One of the biggest attractions to writing this thesis online was the opportunity to open a dialogue about the medium. At the core of this dialogue are the unpredicted arguments, ideas, or paths implicit in my thesis that you find when you read or re-read it. This is one reason why hypertext is, I believe, a more participatory format for criticism and non-fiction than print. But in order for me to participate in online criticism (in the tradition of Bernstein's "Chasing Our Tails," for instance) I needed to slightly shift the typical goals of an honors thesis. My goals are not to first stake a position and then, through my evidence, to narrow the territory I must defend. I realized that because of the alternatives I've faced you with, there are several possible conclusions to this thesis. That's good; that's one of my goals. However, every author owes his/her readers some form of closure.

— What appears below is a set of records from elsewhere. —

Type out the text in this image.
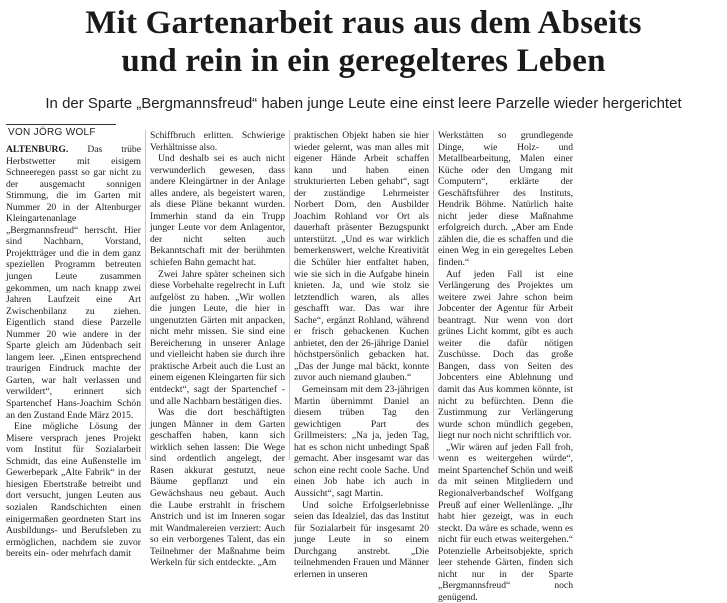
Mit Gartenarbeit raus aus dem Abseits
und rein in ein geregelteres Leben
In der Sparte „Bergmannsfreud“ haben junge Leute eine einst leere Parzelle wieder hergerichtet
VON JÖRG WOLF

ALTENBURG. Das trübe Herbstwetter mit eisigem Schneeregen passt so gar nicht zu der ausgemacht sonnigen Stimmung, die im Garten mit Nummer 20 in der Altenburger Kleingartenanlage „Bergmannsfreud“ herrscht. Hier sind Nachbarn, Vorstand, Projektträger und die in dem ganz speziellen Programm betreuten jungen Leute zusammen gekommen, um nach knapp zwei Jahren Laufzeit eine Art Zwischenbilanz zu ziehen. Eigentlich stand diese Parzelle Nummer 20 wie andere in der Sparte gleich am Jüdenbach seit langem leer. „Einen entsprechend traurigen Eindruck machte der Garten, war halt verlassen und verwildert“, erinnert sich Spartenchef Hans-Joachim Schön an den Zustand Ende März 2015.

Eine mögliche Lösung der Misere versprach jenes Projekt vom Institut für Sozialarbeit Schmidt, das eine Außenstelle im Gewerbepark „Alte Fabrik“ in der hiesigen Ebertstraße betreibt und dort versucht, jungen Leuten aus sozialen Randschichten einen einigermaßen geordneten Start ins Ausbildungs- und Berufsleben zu ermöglichen, nachdem sie zuvor bereits ein- oder mehrfach damit

Schiffbruch erlitten. Schwierige Verhältnisse also.

Und deshalb sei es auch nicht verwunderlich gewesen, dass andere Kleingärtner in der Anlage alles andere, als begeistert waren, als diese Pläne bekannt wurden. Immerhin stand da ein Trupp junger Leute vor dem Anlagentor, der nicht selten auch Bekanntschaft mit der berühmten schiefen Bahn gemacht hat.

Zwei Jahre später scheinen sich diese Vorbehalte regelrecht in Luft aufgelöst zu haben. „Wir wollen die jungen Leute, die hier in ungenutzten Gärten mit anpacken, nicht mehr missen. Sie sind eine Bereicherung in unserer Anlage und vielleicht haben sie durch ihre praktische Arbeit auch die Lust an einem eigenen Kleingarten für sich entdeckt“, sagt der Spartenchef - und alle Nachbarn bestätigen dies.

Was die dort beschäftigten jungen Männer in dem Garten geschaffen haben, kann sich wirklich sehen lassen: Die Wege sind ordentlich angelegt, der Rasen akkurat gestutzt, neue Bäume gepflanzt und ein Gewächshaus neu gebaut. Auch die Laube erstrahlt in frischem Anstrich und ist im Inneren sogar mit Wandmalereien verziert: Auch so ein verborgenes Talent, das ein Teilnehmer der Maßnahme beim Werkeln für sich entdeckte. „Am

praktischen Objekt haben sie hier wieder gelernt, was man alles mit eigener Hände Arbeit schaffen kann und haben einen strukturierten Leben gehabt“, sagt der zuständige Lehrmeister Norbert Dorn, den Ausbilder Joachim Rohland vor Ort als dauerhaft präsenter Bezugspunkt unterstützt. „Und es war wirklich bemerkenswert, welche Kreativität die Schüler hier entfaltet haben, wie sie sich in die Aufgabe hinein knieten. Ja, und wie stolz sie letztendlich waren, als alles geschafft war. Das war ihre Sache“, ergänzt Rohland, während er frisch gebackenen Kuchen anbietet, den der 26-jährige Daniel höchstpersönlich gebacken hat. „Das der Junge mal bäckt, konnte zuvor auch niemand glauben.“

Gemeinsam mit dem 23-jährigen Martin übernimmt Daniel an diesem trüben Tag den gewichtigen Part des Grillmeisters: „Na ja, jeden Tag, hat es schon nicht unbedingt Spaß gemacht. Aber insgesamt war das schon eine recht coole Sache. Und einen Job habe ich auch in Aussicht“, sagt Martin.

Und solche Erfolgserlebnisse seien das Idealziel, das das Institut für Sozialarbeit für insgesamt 20 junge Leute in so einem Durchgang anstrebt. „Die teilnehmenden Frauen und Männer erlernen in unseren

Werkstätten so grundlegende Dinge, wie Holz- und Metallbearbeitung, Malen einer Küche oder den Umgang mit Computern“, erklärte der Geschäftsführer des Instituts, Hendrik Böhme. Natürlich halte nicht jeder diese Maßnahme erfolgreich durch. „Aber am Ende zählen die, die es schaffen und die einen Weg in ein geregeltes Leben finden.“

Auf jeden Fall ist eine Verlängerung des Projektes um weitere zwei Jahre schon beim Jobcenter der Agentur für Arbeit beantragt. Nur wenn von dort grünes Licht kommt, gibt es auch weiter die dafür nötigen Zuschüsse. Doch das große Bangen, dass von Seiten des Jobcenters eine Ablehnung und damit das Aus kommen könnte, ist nicht zu befürchten. Denn die Zustimmung zur Verlängerung wurde schon mündlich gegeben, liegt nur noch nicht schriftlich vor.

„Wir wären auf jeden Fall froh, wenn es weitergehen würde“, meint Spartenchef Schön und weiß da mit seinen Mitgliedern und Regionalverbandschef Wolfgang Preuß auf einer Wellenlänge. „Ihr habt hier gezeigt, was in euch steckt. Da wäre es schade, wenn es nicht für euch etwas weitergehen.“ Potenzielle Arbeitsobjekte, sprich leer stehende Gärten, finden sich nicht nur in der Sparte „Bergmannsfreud“ noch genügend.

Besides, if I've done my job there is enough openness and multilinearity in the rest of the thesis to allow the conclusion to be more, well, conclusive. However, my picture of hypertext's future is a rough sketch, consisting of some blurred boundaries, multiple media, and a bare minimum of recognizable features. The sketch requires reviewing (but hopefully not revision!) to be complete. It requires suggestivity in the mind of the reader. My definitions of hypertext and its inherent characteristics are meant to encourage creativity in the field and in my readers. They carve out a place for hypertext as a medium and genre independent of print or linear literature, time-based visual art, film, web design, or computer games, although there are imprints of all of these media in hypertext.

In a field with so much potential, especially one which is still trying to find a larger audience, it is important to recognize what restrictions we as critics and readers of hypertext place on the medium. Pushing the envelope in hypertext requires us to push back some of our own restrictions on it, some of our own expectations and visions, and letting its readers decide where it will go. By writing more criticism online, utilizing the audio-visual technology at our disposal, and abandoning aesthetics of other media when they no longer apply, authors and readers will find a new aesthetic in the "android mode," a ghost in the machine. This is the body of hypertext that can begin to have its own presence in the literary world.